Improve recommendations system

[scp93ch]

There are various aspects of the recommendation algorithm (#67) that can be improved. This issue is to log them.

[scp93ch]

The method to determine the shortest path through the attack graph that is being used in the Java implementation is not as recent as the one used in the Python attack graph tool.

In the Python, the distance is calculated to ignore the secondary threats. I think this gives a more useful measure and should mean that more relevant primary threats would be targeted.

[scp93ch]

Currently the algorithm works depth first when trying CSG options. We might want to work breadth first and discard some of the options once the risk vector is calculated.

However, this might not be a good idea because we would then probably ignore branches where the risk initially increases due to a side-effect that can be fixed further into a branch.

[scp93ch]

Some commentary on how to potentially remove CSGs with side effects can be found in #137

[scp93ch]

The threat graph algorithm will not currently find all viable paths. See #142.

[scp93ch]

If the current risk level was very high and the acceptable risk level was medium, and the recommendation algorithm could only find at best a way to bring the risk level down to high, then we might want to provide that recommendation to the user.

More generally, we might want to provide any recommendation where we have at least reduced the risk level. On the client side, the ones that result in the lowest global risk would be sorted to the top.

[scp93ch]

The method to determine the shortest path through the attack graph that is being used in the Java implementation is not as recent as the one used in the Python attack graph tool.

In the Python, the distance is calculated to ignore the secondary threats. I think this gives a more useful measure and should mean that more relevant primary threats would be targeted.

One thing that has been noted is that as we are only computing CSG logical expressions for the "shortest path" through the threat graph, it can be the case that an option to control the threat graph can be bypassed by a longer threat path and therefore has little or no effect. If we improve the shortest path calculation (as now found in the Python) then this should happen less and so the search will be faster. It's not clear how much of an effect this will have.

[scp93ch]

I believe we are currently only examining CSGs for threats on the attack graph, not the larger threat graph. The effect of this is that we do not include CSGs which block normal operation threats, and specifically do not propose FWblock CSGs that block the "In Service" normal-op threat for interfaces. Adding a FWblock is commonly a useful thing to do (and also hard to find as it is an inferred asset). We should investigate how to permit the recommendations to include such CSGs.

[scp93ch]

With the current method, it may return duplicate recommendations. This occurs when it tries the same CSGs but in a different order. We shouldn't be returning duplicates.

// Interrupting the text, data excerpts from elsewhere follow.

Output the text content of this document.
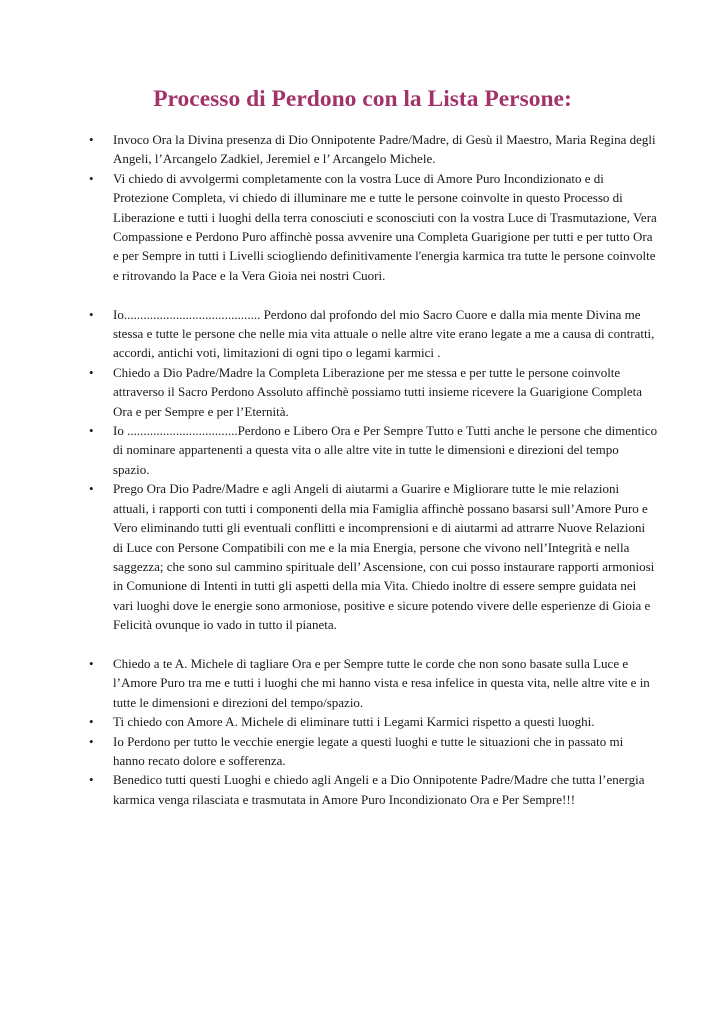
Processo di Perdono con la Lista Persone:
• Invoco Ora la Divina presenza di Dio Onnipotente Padre/Madre, di Gesù il Maestro, Maria Regina degli Angeli, l’Arcangelo Zadkiel, Jeremiel e l’ Arcangelo Michele.
• Vi chiedo di avvolgermi completamente con la vostra Luce di Amore Puro Incondizionato e di Protezione Completa, vi chiedo di illuminare me e tutte le persone coinvolte in questo Processo di Liberazione e tutti i luoghi della terra conosciuti e sconosciuti con la vostra Luce di Trasmutazione, Vera Compassione e Perdono Puro affinchè possa avvenire una Completa Guarigione per tutti e per tutto Ora e per Sempre in tutti i Livelli sciogliendo definitivamente l'energia karmica tra tutte le persone coinvolte e ritrovando la Pace e la Vera Gioia nei nostri Cuori.
• Io.......................................... Perdono dal profondo del mio Sacro Cuore e dalla mia mente Divina me stessa e tutte le persone che nelle mia vita attuale o nelle altre vite erano legate a me a causa di contratti, accordi, antichi voti, limitazioni di ogni tipo o legami karmici .
• Chiedo a Dio Padre/Madre la Completa Liberazione per me stessa e per tutte le persone coinvolte attraverso il Sacro Perdono Assoluto affinchè possiamo tutti insieme ricevere la Guarigione Completa Ora e per Sempre e per l’Eternità.
• Io ..................................Perdono e Libero Ora e Per Sempre Tutto e Tutti anche le persone che dimentico di nominare appartenenti a questa vita o alle altre vite in tutte le dimensioni e direzioni del tempo spazio.
• Prego Ora Dio Padre/Madre e agli Angeli di aiutarmi a Guarire e Migliorare tutte le mie relazioni attuali, i rapporti con tutti i componenti della mia Famiglia affinchè possano basarsi sull’Amore Puro e Vero eliminando tutti gli eventuali conflitti e incomprensioni e di aiutarmi ad attrarre Nuove Relazioni di Luce con Persone Compatibili con me e la mia Energia, persone che vivono nell’Integrità e nella saggezza; che sono sul cammino spirituale dell’ Ascensione, con cui posso instaurare rapporti armoniosi in Comunione di Intenti in tutti gli aspetti della mia Vita. Chiedo inoltre di essere sempre guidata nei vari luoghi dove le energie sono armoniose, positive e sicure potendo vivere delle esperienze di Gioia e Felicità ovunque io vado in tutto il pianeta.
• Chiedo a te A. Michele di tagliare Ora e per Sempre tutte le corde che non sono basate sulla Luce e l’Amore Puro tra me e tutti i luoghi che mi hanno vista e resa infelice in questa vita, nelle altre vite e in tutte le dimensioni e direzioni del tempo/spazio.
• Ti chiedo con Amore A. Michele di eliminare tutti i Legami Karmici rispetto a questi luoghi.
• Io Perdono per tutto le vecchie energie legate a questi luoghi e tutte le situazioni che in passato mi hanno recato dolore e sofferenza.
• Benedico tutti questi Luoghi e chiedo agli Angeli e a Dio Onnipotente Padre/Madre che tutta l’energia karmica venga rilasciata e trasmutata in Amore Puro Incondizionato Ora e Per Sempre!!!
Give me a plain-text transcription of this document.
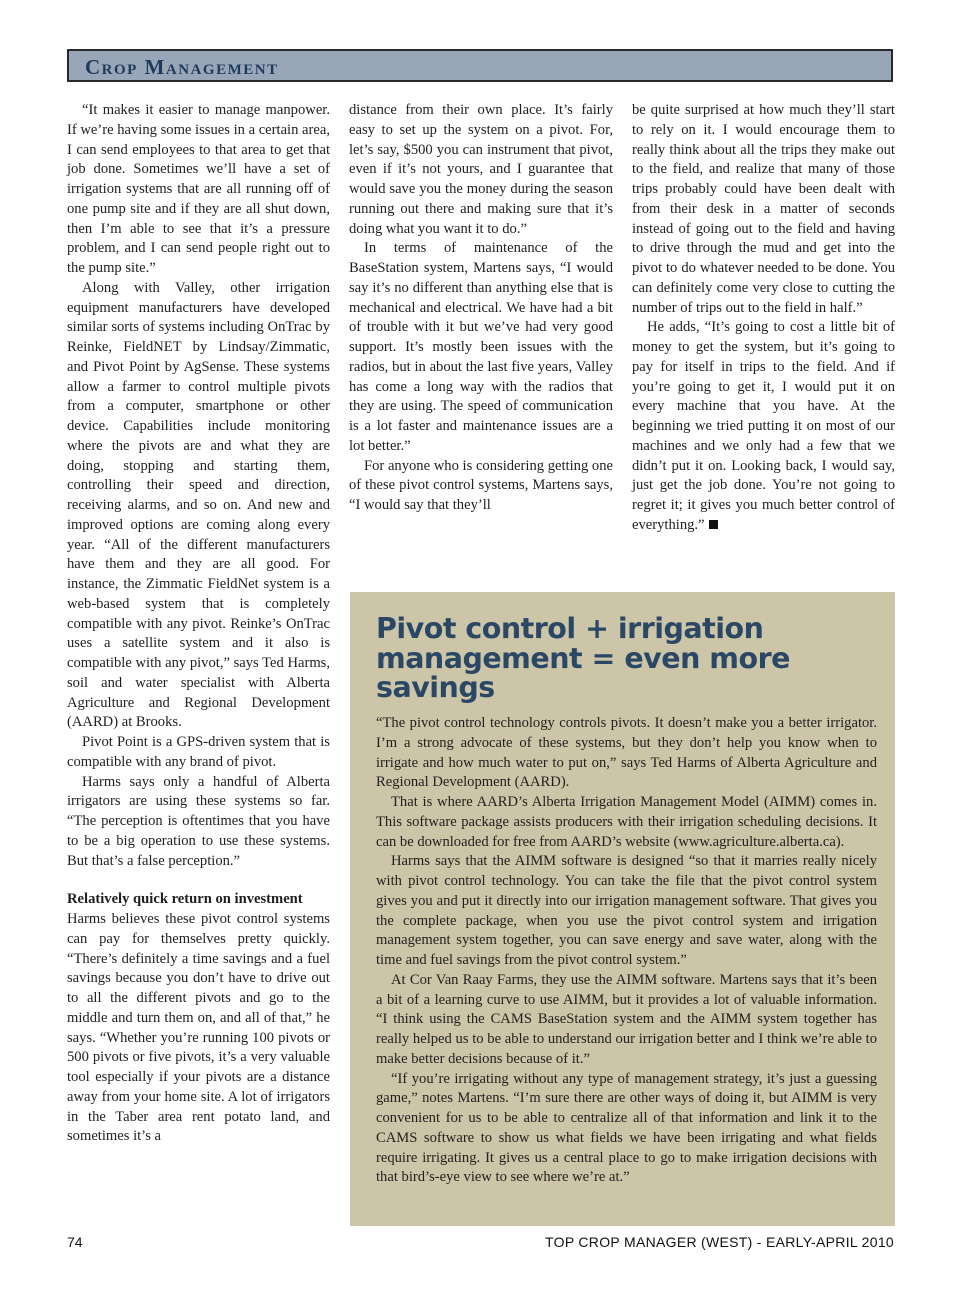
Crop Management

“It makes it easier to manage manpower. If we’re having some issues in a certain area, I can send employees to that area to get that job done. Sometimes we’ll have a set of irrigation systems that are all running off of one pump site and if they are all shut down, then I’m able to see that it’s a pressure problem, and I can send people right out to the pump site.”

Along with Valley, other irrigation equipment manufacturers have developed similar sorts of systems including OnTrac by Reinke, FieldNET by Lindsay/Zimmatic, and Pivot Point by AgSense. These systems allow a farmer to control multiple pivots from a computer, smartphone or other device. Capabilities include monitoring where the pivots are and what they are doing, stopping and starting them, controlling their speed and direction, receiving alarms, and so on. And new and improved options are coming along every year. “All of the different manufacturers have them and they are all good. For instance, the Zimmatic FieldNet system is a web-based system that is completely compatible with any pivot. Reinke’s OnTrac uses a satellite system and it also is compatible with any pivot,” says Ted Harms, soil and water specialist with Alberta Agriculture and Regional Development (AARD) at Brooks.

Pivot Point is a GPS-driven system that is compatible with any brand of pivot.

Harms says only a handful of Alberta irrigators are using these systems so far. “The perception is oftentimes that you have to be a big operation to use these systems. But that’s a false perception.”

Relatively quick return on investment

Harms believes these pivot control systems can pay for themselves pretty quickly. “There’s definitely a time savings and a fuel savings because you don’t have to drive out to all the different pivots and go to the middle and turn them on, and all of that,” he says. “Whether you’re running 100 pivots or 500 pivots or five pivots, it’s a very valuable tool especially if your pivots are a distance away from your home site. A lot of irrigators in the Taber area rent potato land, and sometimes it’s a

distance from their own place. It’s fairly easy to set up the system on a pivot. For, let’s say, $500 you can instrument that pivot, even if it’s not yours, and I guarantee that would save you the money during the season running out there and making sure that it’s doing what you want it to do.”

In terms of maintenance of the BaseStation system, Martens says, “I would say it’s no different than anything else that is mechanical and electrical. We have had a bit of trouble with it but we’ve had very good support. It’s mostly been issues with the radios, but in about the last five years, Valley has come a long way with the radios that they are using. The speed of communication is a lot faster and maintenance issues are a lot better.”

For anyone who is considering getting one of these pivot control systems, Martens says, “I would say that they’ll

be quite surprised at how much they’ll start to rely on it. I would encourage them to really think about all the trips they make out to the field, and realize that many of those trips probably could have been dealt with from their desk in a matter of seconds instead of going out to the field and having to drive through the mud and get into the pivot to do whatever needed to be done. You can definitely come very close to cutting the number of trips out to the field in half.”

He adds, “It’s going to cost a little bit of money to get the system, but it’s going to pay for itself in trips to the field. And if you’re going to get it, I would put it on every machine that you have. At the beginning we tried putting it on most of our machines and we only had a few that we didn’t put it on. Looking back, I would say, just get the job done. You’re not going to regret it; it gives you much better control of everything.”

Pivot control + irrigation management = even more savings

“The pivot control technology controls pivots. It doesn’t make you a better irrigator. I’m a strong advocate of these systems, but they don’t help you know when to irrigate and how much water to put on,” says Ted Harms of Alberta Agriculture and Regional Development (AARD).

That is where AARD’s Alberta Irrigation Management Model (AIMM) comes in. This software package assists producers with their irrigation scheduling decisions. It can be downloaded for free from AARD’s website (www.agriculture.alberta.ca).

Harms says that the AIMM software is designed “so that it marries really nicely with pivot control technology. You can take the file that the pivot control system gives you and put it directly into our irrigation management software. That gives you the complete package, when you use the pivot control system and irrigation management system together, you can save energy and save water, along with the time and fuel savings from the pivot control system.”

At Cor Van Raay Farms, they use the AIMM software. Martens says that it’s been a bit of a learning curve to use AIMM, but it provides a lot of valuable information. “I think using the CAMS BaseStation system and the AIMM system together has really helped us to be able to understand our irrigation better and I think we’re able to make better decisions because of it.”

“If you’re irrigating without any type of management strategy, it’s just a guessing game,” notes Martens. “I’m sure there are other ways of doing it, but AIMM is very convenient for us to be able to centralize all of that information and link it to the CAMS software to show us what fields we have been irrigating and what fields require irrigating. It gives us a central place to go to make irrigation decisions with that bird’s-eye view to see where we’re at.”

74	TOP CROP MANAGER (WEST) - EARLY-APRIL 2010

Even better, we shouldn't be finding duplicates in the first place. We should maintain a set of aggregated CS combinations that have been previously explored (aggregating down the recursion that is). If we find we are examining a set of CS that we've done before then we can abort that branch. doing this would mean we don't return duplicates and we speed up the computation.

[kenmeacham]

One other sub-issue is how to deal with long-running recommendations jobs. As we know, it can take ages to run the recommendations and there is a chance it may never complete. We therefore need some kind of mechanism for cancelling a job. @panositi is doing some initial investigations, but this may be complex and will require changes to the service and the UI. Probably this should also be spawned as a separate issue, which might enable the current work to be merged into dev?

[scp93ch]

Recommendations are currently persisted forever in a server-side mongo DB. We need to either not persist them at all (not clear why we are), or make sure they are removed (e.g. when the risk calculation is run).

[scp93ch]

One other sub-issue is how to deal with long-running recommendations jobs. As we know, it can take ages to run the recommendations and there is a chance it may never complete. We therefore need some kind of mechanism for cancelling a job. @panositi is doing some initial investigations, but this may be complex and will require changes to the service and the UI. Probably this should also be spawned as a separate issue, which might enable the current work to be merged into dev?

See comment here: https://github.com/Spyderisk/system-modeller/issues/67#issuecomment-1988944904

[kenmeacham]

One other sub-issue is how to deal with long-running recommendations jobs. As we know, it can take ages to run the recommendations and there is a chance it may never complete. We therefore need some kind of mechanism for cancelling a job. @panositi is doing some initial investigations, but this may be complex and will require changes to the service and the UI. Probably this should also be spawned as a separate issue, which might enable the current work to be merged into dev?

See comment here: #67 (comment)

Long-running jobs have now been addressed via issue #145, so this requirement can be considered closed. We can now timeout on the server, or the user can cancel the job.

[kenmeacham]

One side-effect of the recommendations timeout (#145) is that, when this happens, the user is not informed. Any recommendations generated so far are returned, so the effect for the user is the same as if the recommendations had completed sucessfully in the allowed time.

So probably we need some kind of mechanism to inform the user when the server has timed out.